Annals of "Journalism," Ctd. Steve M.: "I'll save you the trouble of reading Mark Halperin's 2,228-word article [titled "The Truth about Jeb Bush's Presidential Ambitions"] addressing the question of whether Jeb Bush will really run for president in 2016: Um, Halperin's not sure.... Wow, thanks, Mark! I'll definitely keep returning to the new Bloomberg Politics site if it continues to deliver breaking news like this! ... Halperin's claiming insider knowledge when he hasn't even bothered to Google the relevant polls. But he's being exactly what you'd expect him to be: a cheerleader for the pre-Tea Party GOP establishment."
Senate Races
Nate Cohn of the New York Times: "The fight for control of the Senate is stable and tight, with Republicans maintaining the inside track to a majority in the latest round of data from the New York Times/CBS News/YouGov online panel of more than 100,000 respondents."
Extreme GOTV, Alaska Edition. Philip Rucker of the Washington Post: Sen. Mark Begich (D-Alaska) is running "an expensive, sophisticated political field operation that reaches into tiny villages along rivers and in mountain ranges throughout the vast Last Frontier. The Begich ground game -- which the senator and his campaign detailed for the first time to The Washington Post -- is on a scale far beyond anything that has been tried here before."
News Ledes
Guardian: "Three neuroscientists, including a married couple from Norway, have won the 2014 Nobel prize in physiology or medicine for their discovery of the brain's internal GPS. Their work, which collectively spans four decades, revealed the existence of nerve cells that build up a map of the space around us and then track our progress as we move around." Norwegians May-Britt & Edvard Moser shared the prize with John O'Keefe, a U.S.-British citizen.
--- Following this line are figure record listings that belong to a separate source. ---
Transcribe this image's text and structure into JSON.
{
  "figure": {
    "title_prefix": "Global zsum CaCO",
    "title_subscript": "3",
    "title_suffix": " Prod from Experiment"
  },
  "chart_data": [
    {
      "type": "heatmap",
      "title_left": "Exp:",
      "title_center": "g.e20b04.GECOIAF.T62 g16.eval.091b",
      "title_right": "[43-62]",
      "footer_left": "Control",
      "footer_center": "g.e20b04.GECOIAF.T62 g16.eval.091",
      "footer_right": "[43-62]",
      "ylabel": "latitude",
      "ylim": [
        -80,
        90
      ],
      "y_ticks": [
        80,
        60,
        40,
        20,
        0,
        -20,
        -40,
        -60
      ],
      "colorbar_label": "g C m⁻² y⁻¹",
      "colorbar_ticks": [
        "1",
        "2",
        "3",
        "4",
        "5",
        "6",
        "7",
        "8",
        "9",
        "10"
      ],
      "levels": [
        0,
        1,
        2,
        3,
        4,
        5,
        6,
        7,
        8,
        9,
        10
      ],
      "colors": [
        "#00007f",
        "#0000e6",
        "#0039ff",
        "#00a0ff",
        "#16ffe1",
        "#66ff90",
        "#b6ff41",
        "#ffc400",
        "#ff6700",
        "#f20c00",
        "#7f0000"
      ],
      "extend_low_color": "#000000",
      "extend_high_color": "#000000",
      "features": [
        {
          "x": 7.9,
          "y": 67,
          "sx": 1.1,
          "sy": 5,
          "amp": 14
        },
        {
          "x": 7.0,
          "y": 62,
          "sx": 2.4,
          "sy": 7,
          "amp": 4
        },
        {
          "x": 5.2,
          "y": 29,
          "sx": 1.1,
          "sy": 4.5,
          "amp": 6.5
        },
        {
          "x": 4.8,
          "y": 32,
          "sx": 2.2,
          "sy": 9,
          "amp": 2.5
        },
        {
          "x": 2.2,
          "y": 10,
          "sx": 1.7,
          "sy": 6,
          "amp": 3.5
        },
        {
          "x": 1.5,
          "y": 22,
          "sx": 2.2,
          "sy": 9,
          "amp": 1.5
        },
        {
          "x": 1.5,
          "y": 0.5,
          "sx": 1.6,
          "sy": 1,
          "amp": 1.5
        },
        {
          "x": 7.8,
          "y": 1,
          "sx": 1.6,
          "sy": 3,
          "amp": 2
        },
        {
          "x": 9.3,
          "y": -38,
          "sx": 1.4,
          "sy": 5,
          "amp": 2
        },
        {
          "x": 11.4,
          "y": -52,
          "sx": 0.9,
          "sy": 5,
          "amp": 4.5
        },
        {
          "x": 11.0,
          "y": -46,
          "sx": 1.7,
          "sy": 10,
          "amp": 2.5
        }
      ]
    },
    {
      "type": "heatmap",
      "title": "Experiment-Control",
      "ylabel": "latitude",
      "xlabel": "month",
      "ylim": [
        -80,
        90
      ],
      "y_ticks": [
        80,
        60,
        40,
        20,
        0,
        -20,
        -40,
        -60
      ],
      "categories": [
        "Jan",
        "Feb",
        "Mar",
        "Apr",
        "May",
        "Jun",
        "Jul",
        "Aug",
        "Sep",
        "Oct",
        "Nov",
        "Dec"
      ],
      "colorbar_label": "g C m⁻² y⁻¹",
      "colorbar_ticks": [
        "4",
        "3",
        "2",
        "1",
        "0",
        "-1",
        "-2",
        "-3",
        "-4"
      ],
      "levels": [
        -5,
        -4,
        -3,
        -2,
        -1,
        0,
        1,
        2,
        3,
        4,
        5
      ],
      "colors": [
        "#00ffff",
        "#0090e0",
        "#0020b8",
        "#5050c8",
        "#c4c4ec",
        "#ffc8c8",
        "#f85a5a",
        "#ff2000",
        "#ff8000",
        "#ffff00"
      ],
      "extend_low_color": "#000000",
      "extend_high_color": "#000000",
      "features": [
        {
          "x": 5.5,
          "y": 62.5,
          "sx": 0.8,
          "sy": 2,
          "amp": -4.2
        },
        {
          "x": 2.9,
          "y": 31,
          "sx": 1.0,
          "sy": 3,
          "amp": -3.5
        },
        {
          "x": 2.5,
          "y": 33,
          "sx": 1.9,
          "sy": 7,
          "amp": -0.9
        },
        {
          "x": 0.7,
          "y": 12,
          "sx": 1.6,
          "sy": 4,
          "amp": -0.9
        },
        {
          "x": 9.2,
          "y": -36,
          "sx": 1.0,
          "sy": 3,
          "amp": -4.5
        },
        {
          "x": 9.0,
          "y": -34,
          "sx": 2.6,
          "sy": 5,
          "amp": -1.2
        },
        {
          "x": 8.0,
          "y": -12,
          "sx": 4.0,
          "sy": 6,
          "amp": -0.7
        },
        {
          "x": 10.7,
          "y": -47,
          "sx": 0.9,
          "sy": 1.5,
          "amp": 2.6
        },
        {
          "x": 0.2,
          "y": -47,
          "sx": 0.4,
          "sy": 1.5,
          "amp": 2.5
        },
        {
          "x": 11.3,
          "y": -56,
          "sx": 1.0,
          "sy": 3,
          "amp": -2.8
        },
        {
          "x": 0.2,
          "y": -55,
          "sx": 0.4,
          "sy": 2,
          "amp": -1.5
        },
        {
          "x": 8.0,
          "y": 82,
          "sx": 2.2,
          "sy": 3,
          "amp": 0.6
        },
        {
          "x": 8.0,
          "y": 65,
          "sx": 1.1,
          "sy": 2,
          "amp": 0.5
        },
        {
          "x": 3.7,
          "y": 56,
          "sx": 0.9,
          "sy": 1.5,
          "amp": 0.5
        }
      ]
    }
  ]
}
Guardian: "Warships from the rival Koreas exchanged warning shots after a North Korean ship briefly violated the disputed western sea boundary, the South has announced. The shots were fired into the sea and there were no reports of injuries or damage on either side, a defence official said."
Washington Post: "President Obama said Monday the U.S. government would increase passenger screenings in the United States and Africa to detect the Ebola virus, even as he resisted calls to impose a ban on those traveling from the three countries most affected by the outbreak."
Guardian: "A nurse in Spain has tested positive for the Ebola virus after treating a patient repatriated to Madrid from Sierra Leone, the country's health authorities said on Monday. The nurse is thought to be the first person to have contracted the virus outside west Africa."
Guardian: "... Hong Kong democracy protests ... dwindled [today] and exhaustion began to set in. Schools reopened and government employees returned to work - one or two wearing yellow ribbons, a symbol of support for the movement - as the number of demonstrators dropped to the hundreds. At its peak, the movement saw more than 100,000 people take to the streets of the city."